Table of contents
1. Match the mobile phone number in the text
1.2 Verify whether the mobile phone number is legal in python
1.3 In HiveSQL, query whether a field contains a mobile phone number and replace it
2. Match lines that do not contain a certain string
1.2 Use regular expressions in python to match lines that do not contain a certain string
1. Match the mobile phone number in the text
1.1 Mode Description
pattern = r"^1[3-9]\d{9}$"
说明:
这个正则表达式的意思是以数字1开头,后面跟着3-9之间的数字,再加上任意9个数字,总共11位数字。这个正则表达式可以匹配大部分中国大陆手机号码。

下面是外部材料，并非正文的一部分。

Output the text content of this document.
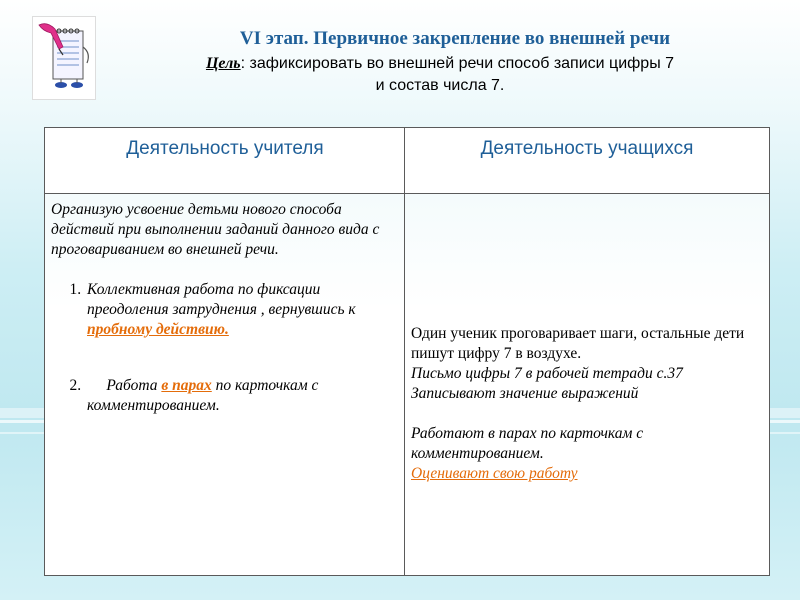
VI этап. Первичное закрепление во внешней речи
Цель: зафиксировать во внешней речи способ записи цифры 7
и состав числа 7.
Деятельность учителя	Деятельность учащихся

Организую усвоение детьми нового способа действий при выполнении заданий данного вида с проговариванием во внешней речи.

1. Коллективная работа по фиксации преодоления затруднения , вернувшись к пробному действию.
2.      Работа в парах по карточкам с комментированием.
Один ученик проговаривает шаги, остальные дети пишут цифру 7 в воздухе.
Письмо цифры 7 в рабочей тетради с.37
Записывают значение выражений
Работают в парах по карточкам с комментированием.
Оценивают свою работу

1.2 Verify whether the mobile phone number is legal in python
import re
phone_number = "13812345678"
pattern = r"^1[3-9]\d{9}$"
if re.match(pattern, phone_number):
print("手机号码合法")
else:
print("手机号码不合法")
1.3 In HiveSQL, query whether a field contains a mobile phone number and replace it
select
regexp_replace(json,'desmobile:1[3-9][0-9]{9}','desmobile:') -- 替换手机号
from tableName
where ds='20230411'
and regexp_like(json, 'desmobile:1[3-9][0-9]{9}') -- 匹配包含手机号的记录
limit 2
2. Match lines that do not contain a certain string
1.1 Mode Description
^(?!.*pattern).*
其中,`pattern`是你想要排除的字符串。这个正则表达式的意思是:匹配任意行,但是这些行不能包含`pattern`字符串。
1.2 Use regular expressions in python to match lines that do not contain a certain string
import re
text = """This is a line
This is another line
This line contains the word apple
This line does not contain the word banana
"""
pattern = r"^(?!.*banana).*$"
for line in text.split("\n"):
if re.match(pattern, line):
print(line)
这个代码会输出以下结果:
```
This is a line
This is another line
This line contains the word apple
```
可以看到,只有不包含`banana`字符串的行被匹配到了。